PROPAGATION : Les pathogènes voyagent en mer
Les agents pathogènes peuvent "faire du stop" et embarquer sur des déchets plastiques pour voyager ainsi très loin en mer, en affectant la faune et la santé humaine, relève cette équipe de biologistes de l’Université de Californie – Davis. Cette analyse de fibres microplastiques qui constate des biofilms et identifie différents pathogènes, présentée dans les Scientific Reports, est la première à établir un lien entre les microplastiques dans l'océan et les agents pathogènes terrestres. Cette forme de pollution pourrait ainsi faciliter la concentration des agents pathogènes dans des zones océaniques, déjà contaminées par le plastique.
Ici, l’équipe se concentre plus particulièrement sur certains agents pathogènes, Toxoplasma gondii, Cryptosporidium (Crypto) et Giardia, qui peuvent infecter à la fois les humains et les animaux. Ces pathogènes sont reconnus par l'Organisation mondiale de la santé (OMS) comme des causes sous-estimées de maladies liées à la consommation de mollusques et crustacés et se retrouvent partout dans l'océan. L’un des auteurs principaux, le Dr Karen Shapiro, experte en maladies infectieuses et professeur agrégé à l'UC Davis School of Veterinary Medicine résume le constat : « les microplastiques peuvent en fait favoriser le déplacement et la concentration de germes ».
« Ces germes finissent par se retrouver dans notre eau et dans notre nourriture ».
Un défi humain et animal : les microplastiques sont de minuscules particules de plastique inférieures à 5 millimètres, pas plus grosses qu'un grain de riz. En voyageant sur ces microparticules, les pathogènes ont aujourd’hui contaminé des régions inhabitées aussi éloignées que l'Antarctique.

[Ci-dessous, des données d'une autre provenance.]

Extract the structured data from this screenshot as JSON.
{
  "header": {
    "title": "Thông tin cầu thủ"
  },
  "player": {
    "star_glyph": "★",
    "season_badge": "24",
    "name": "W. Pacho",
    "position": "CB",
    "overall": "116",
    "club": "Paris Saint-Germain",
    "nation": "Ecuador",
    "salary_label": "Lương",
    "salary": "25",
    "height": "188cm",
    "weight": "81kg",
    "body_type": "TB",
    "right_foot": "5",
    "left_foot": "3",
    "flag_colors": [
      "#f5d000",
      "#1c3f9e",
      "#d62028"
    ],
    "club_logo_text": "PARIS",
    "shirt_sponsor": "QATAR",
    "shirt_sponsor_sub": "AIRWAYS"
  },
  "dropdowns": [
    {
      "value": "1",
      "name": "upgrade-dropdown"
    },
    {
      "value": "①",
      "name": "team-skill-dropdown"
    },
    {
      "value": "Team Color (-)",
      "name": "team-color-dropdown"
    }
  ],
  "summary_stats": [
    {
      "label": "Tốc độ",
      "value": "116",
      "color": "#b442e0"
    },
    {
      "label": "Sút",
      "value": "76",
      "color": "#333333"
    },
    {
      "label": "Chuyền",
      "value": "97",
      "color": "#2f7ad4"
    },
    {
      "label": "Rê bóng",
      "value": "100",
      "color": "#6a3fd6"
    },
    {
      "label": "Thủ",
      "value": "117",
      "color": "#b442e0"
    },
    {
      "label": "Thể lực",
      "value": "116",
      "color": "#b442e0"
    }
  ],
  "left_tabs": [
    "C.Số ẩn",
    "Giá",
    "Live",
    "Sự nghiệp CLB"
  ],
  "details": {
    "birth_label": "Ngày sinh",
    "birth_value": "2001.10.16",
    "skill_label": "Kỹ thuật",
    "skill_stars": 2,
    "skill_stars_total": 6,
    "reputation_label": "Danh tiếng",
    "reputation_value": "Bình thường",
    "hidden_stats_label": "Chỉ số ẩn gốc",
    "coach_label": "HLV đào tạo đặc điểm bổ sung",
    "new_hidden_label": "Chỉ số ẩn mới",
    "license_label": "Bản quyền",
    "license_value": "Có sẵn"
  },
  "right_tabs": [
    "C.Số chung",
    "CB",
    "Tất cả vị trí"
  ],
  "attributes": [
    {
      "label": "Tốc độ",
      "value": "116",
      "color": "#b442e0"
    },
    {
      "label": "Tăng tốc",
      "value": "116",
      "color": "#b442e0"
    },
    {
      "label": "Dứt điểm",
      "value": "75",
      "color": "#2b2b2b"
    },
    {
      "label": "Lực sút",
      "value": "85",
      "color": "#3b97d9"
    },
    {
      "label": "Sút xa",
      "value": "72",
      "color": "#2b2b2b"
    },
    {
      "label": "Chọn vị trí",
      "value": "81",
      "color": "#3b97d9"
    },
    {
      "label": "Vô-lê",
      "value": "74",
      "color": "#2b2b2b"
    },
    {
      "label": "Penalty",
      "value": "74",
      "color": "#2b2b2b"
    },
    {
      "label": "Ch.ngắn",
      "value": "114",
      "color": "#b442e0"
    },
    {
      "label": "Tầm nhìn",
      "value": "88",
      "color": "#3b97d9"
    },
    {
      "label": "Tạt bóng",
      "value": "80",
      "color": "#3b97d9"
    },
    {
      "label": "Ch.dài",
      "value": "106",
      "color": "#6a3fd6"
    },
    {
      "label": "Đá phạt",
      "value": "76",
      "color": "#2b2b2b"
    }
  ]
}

En faisant « du stop » sur des microplastiques, en passant d’une particule à l’autre, les agents pathogènes peuvent ainsi se disperser dans l'océan, atteignant des zones auxquelles un micro-organisme terrestre n’aurait jamais dû accéder.
T. gondii, un parasite trouvé uniquement dans les excréments de chat, a ainsi infecté de nombreuses espèces océaniques avec la toxoplasmose. Les biologistes de l’UC Davis reconstituent toute la cascade d’événements qui relie le parasite à la mort des loutres de mer et d’autres espèces sauvages en voie de disparition notamment certaines espèces de dauphins et de phoques. Les scientifiques rappellent que chez l'Homme, la toxoplasmose peut provoquer des maladies à vie, ainsi que des troubles du développement et de la reproduction.
La crypto et la giardia provoquent des maladies gastro-intestinales et peuvent être mortelles chez les jeunes enfants et les personnes immunodéprimées. Ces deux micro-organismes apparaissent également dispersés dans des zones très éloignées du monde après avoir voyagé à travers les océans.
Ce problème affecte à la fois les humains et les animaux, conclut Emma Zhang, chercheur à l'UC Davis School of Veterinary Medicine. « Cela souligne l'importance d'une approche coordonnée entre les disciplines humaines, animales et environnementales ».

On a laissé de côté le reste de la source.